Fourth, don’t forget to pay yourself first—that is, save 10 to 20 percent of your income. 

And finally, invest your money wisely in financial products like mutual funds, exchange-traded funds and index funds that will provide you with a dependable, long-term payoff. 

LaSalle hopes that foundational lessons and real-life experience with how to earn, think about and manage money to reach long-term life goals could help break students and their families out of the cycle of generational poverty. With sufficient funding, LaSalle would like to make the program available to every student at Olney Charter.

True profit

To keep students on the right track, LaSalle has monthly one-on-one meetings to discuss how they’ve been spending and saving. While some are natural savers, others spend every penny they earn, promise to change and then don’t follow through. The teacher acknowledges that there’s only so much you can do to ensure a student’s financial success. 

“Maybe five years from now, it’ll click, maybe not,” he says.

Take rising senior Bryant Alvarado, who saved up $3,0
00 through the program and an off-campus job to buy a car. Although LaSalle teaches students to eschew credit cards except for emergencies and a few credit-building transactions, Alvarado decided to try one out for himself. Soon, the student had amassed around $1,000 in trivial purchases on his card.

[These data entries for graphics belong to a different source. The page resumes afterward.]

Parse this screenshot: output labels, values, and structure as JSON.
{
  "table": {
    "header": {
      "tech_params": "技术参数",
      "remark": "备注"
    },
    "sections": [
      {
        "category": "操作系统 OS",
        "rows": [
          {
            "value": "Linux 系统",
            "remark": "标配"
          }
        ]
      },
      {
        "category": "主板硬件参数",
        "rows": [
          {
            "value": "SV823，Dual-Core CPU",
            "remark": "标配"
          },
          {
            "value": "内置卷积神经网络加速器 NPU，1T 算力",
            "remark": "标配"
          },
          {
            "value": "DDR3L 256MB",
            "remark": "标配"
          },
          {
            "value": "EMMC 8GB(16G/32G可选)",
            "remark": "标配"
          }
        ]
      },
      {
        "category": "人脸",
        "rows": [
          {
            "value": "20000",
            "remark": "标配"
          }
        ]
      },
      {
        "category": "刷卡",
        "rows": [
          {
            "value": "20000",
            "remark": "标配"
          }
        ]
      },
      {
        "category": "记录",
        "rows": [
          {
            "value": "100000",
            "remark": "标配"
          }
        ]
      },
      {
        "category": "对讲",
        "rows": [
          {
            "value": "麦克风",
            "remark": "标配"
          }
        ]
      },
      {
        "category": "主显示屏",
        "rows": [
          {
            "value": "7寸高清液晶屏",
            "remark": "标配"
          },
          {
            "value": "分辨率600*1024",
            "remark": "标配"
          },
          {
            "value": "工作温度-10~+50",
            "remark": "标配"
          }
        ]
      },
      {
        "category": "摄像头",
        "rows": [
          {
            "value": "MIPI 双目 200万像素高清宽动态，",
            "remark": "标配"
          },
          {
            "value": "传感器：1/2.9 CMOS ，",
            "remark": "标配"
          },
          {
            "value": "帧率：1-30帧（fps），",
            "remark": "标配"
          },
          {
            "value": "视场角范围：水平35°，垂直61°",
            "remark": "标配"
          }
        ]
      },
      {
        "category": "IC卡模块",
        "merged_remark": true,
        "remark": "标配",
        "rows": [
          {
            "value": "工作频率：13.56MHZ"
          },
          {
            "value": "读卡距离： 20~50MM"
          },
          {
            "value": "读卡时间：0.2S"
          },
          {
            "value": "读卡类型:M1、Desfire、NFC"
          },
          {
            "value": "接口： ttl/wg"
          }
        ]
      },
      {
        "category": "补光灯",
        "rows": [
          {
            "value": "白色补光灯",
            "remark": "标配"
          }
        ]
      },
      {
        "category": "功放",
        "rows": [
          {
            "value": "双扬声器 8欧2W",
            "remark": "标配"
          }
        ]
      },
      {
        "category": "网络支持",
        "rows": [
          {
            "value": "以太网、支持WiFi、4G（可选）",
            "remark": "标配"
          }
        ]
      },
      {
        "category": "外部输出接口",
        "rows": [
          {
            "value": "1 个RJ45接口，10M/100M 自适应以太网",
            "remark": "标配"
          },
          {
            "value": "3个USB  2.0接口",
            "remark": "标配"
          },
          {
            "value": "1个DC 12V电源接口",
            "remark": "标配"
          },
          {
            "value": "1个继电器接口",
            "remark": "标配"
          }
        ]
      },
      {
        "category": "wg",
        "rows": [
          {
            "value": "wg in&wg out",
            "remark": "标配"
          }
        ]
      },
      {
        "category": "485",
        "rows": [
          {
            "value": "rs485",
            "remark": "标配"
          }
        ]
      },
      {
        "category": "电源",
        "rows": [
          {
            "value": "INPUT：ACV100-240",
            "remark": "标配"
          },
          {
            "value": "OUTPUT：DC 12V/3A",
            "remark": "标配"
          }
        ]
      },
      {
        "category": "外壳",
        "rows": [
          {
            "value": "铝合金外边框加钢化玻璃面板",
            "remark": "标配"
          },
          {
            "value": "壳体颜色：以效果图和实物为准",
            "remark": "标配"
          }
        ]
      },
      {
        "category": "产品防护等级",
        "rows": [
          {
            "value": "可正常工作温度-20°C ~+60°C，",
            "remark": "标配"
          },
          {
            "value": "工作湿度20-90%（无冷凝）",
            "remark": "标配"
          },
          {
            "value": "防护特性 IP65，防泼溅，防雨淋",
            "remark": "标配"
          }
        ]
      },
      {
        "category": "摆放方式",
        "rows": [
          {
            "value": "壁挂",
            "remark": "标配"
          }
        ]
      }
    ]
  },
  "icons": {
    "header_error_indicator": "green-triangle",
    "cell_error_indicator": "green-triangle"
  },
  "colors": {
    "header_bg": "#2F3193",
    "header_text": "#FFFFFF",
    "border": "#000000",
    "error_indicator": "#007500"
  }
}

“I learned that a credit card gives you freedom—sometimes a little too much,” Alvarado says. “You have to be responsible, and you can’t use it on everyday expenses because it racks up before you notice it.”

Overall, the class has changed how Alvarado thinks about money. 

“Before the class, I just thought money bought you stuff,” he says. “After the class, the same thing—but how you acquire it is different. Making an investment in homes isn’t as effective as the stock market. And having multiple sources of income or securities is a good way to build wealth.”

After graduation, Alvarado is hoping to attend Penn State. He’s also set a savings goal for himself: put away $10,000 to $15,000 in the next few years so that he’ll be in a good position to buy his own place when he strikes out on his own. After that? His dream is to work on Wall Street. 

But first, Alvarado says, he’ll start by studying finance. The student plans to work with individuals and businesses on financial planning—helping folks with money grow their wealth and those without to get on the right path to financial freedom. 

All thanks to LaSalle’s class. 

“It’s helped me a lot,” he says. “It changed my perspective on the world, caused me to think more critically about money and life as a whole, planning ahead—all that good stuff.”